This book was recommended to me by my friend Kaethe, and let me just say, she suggests some excellent books!
How to Catch a Bogle was kinda sorta Harry Potter meets Charles Dickens, but more emphasis on Dickens than Potter. The story was engaging from page one, and I tore through this thing! Yes, the book is a young adult book, but it's a mature book. It doesn't shy away from the plight of poor people, children in particular, in Victorian England, and it paints a bleak picture of survival for those kids. Very few paths are open to them, and most end up thieving, locked up, or dead. Some of the dead ones wind up that way due to nasty, hungry bogles with a taste for kids. That's where Birdie comes in.
Birdie is a young heroine, but despite her small size she is plucky, strong, brave, and compassionate. She is a beautifully drawn character, and the reader would happily follow her anywhere as she practices her trade as a "'prentice" to a bogler (i.e., someone who dispatches the nasty buggers to the bogle afterlife).

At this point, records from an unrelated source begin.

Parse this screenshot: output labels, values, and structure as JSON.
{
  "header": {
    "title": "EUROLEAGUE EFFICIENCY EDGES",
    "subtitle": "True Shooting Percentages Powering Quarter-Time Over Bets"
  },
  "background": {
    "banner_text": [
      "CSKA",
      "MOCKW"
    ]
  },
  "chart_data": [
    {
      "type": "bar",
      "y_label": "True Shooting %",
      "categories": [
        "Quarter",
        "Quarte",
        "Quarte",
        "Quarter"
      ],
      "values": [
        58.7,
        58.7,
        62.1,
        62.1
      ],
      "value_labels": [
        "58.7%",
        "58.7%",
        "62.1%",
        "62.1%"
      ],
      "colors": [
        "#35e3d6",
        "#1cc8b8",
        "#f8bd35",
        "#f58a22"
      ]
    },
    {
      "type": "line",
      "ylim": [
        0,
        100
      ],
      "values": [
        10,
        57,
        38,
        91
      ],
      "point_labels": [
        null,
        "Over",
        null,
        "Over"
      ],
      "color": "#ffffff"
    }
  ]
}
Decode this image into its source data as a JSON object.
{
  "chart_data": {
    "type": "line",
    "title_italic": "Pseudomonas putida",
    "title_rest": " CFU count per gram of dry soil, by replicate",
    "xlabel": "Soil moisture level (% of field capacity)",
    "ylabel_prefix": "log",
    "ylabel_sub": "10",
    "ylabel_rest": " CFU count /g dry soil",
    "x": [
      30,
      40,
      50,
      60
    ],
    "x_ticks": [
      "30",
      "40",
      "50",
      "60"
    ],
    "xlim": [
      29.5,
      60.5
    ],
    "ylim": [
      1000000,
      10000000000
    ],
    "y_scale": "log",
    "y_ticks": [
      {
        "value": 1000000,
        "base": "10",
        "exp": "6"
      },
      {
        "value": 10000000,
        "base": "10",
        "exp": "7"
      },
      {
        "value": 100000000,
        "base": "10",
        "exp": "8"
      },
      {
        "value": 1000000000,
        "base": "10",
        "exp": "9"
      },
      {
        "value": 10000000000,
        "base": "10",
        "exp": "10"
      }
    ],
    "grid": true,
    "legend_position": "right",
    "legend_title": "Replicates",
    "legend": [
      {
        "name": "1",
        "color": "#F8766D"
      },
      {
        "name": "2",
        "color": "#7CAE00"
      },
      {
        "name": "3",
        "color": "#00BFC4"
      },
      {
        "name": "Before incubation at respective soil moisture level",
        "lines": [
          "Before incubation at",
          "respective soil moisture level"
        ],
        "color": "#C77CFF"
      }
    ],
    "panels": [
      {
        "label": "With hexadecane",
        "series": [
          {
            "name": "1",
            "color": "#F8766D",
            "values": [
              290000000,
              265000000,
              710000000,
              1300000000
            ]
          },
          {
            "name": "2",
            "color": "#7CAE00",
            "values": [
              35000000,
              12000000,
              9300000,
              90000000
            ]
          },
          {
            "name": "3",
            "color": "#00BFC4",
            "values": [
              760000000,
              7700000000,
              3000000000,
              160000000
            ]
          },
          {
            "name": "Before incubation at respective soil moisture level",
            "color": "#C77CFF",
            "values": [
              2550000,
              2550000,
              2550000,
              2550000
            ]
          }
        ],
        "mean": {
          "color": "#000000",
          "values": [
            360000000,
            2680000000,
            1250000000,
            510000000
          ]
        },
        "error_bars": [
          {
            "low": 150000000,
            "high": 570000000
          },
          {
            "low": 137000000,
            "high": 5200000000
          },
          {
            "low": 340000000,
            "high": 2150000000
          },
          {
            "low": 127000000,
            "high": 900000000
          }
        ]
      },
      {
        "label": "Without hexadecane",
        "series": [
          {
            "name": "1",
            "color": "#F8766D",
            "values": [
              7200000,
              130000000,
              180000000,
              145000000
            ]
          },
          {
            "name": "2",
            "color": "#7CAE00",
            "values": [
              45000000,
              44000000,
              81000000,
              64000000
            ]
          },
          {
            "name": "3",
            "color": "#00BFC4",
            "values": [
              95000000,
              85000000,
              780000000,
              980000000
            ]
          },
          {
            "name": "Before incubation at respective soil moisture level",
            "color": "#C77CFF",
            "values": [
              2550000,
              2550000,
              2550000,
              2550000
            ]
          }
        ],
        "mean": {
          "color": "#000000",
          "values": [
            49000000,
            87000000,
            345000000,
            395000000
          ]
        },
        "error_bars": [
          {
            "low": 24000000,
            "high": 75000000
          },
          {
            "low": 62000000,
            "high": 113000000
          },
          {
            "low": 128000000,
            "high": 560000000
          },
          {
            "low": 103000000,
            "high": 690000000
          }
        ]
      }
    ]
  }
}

The book is fast paced, and would appeal immensely to those kids out there who tend to like darker stories. I'm not sure what age range this would best suit. My niece is ten, and while I think she'd like the story, I don't think she'd quite understand all of the words, particularly the street slang that Birdie and her peers use. There is a glossary at the end of the book, so that would help, I'm just not quite sure how much. I guess the only way to know for sure is to hand her the book. Which I may just do tonight.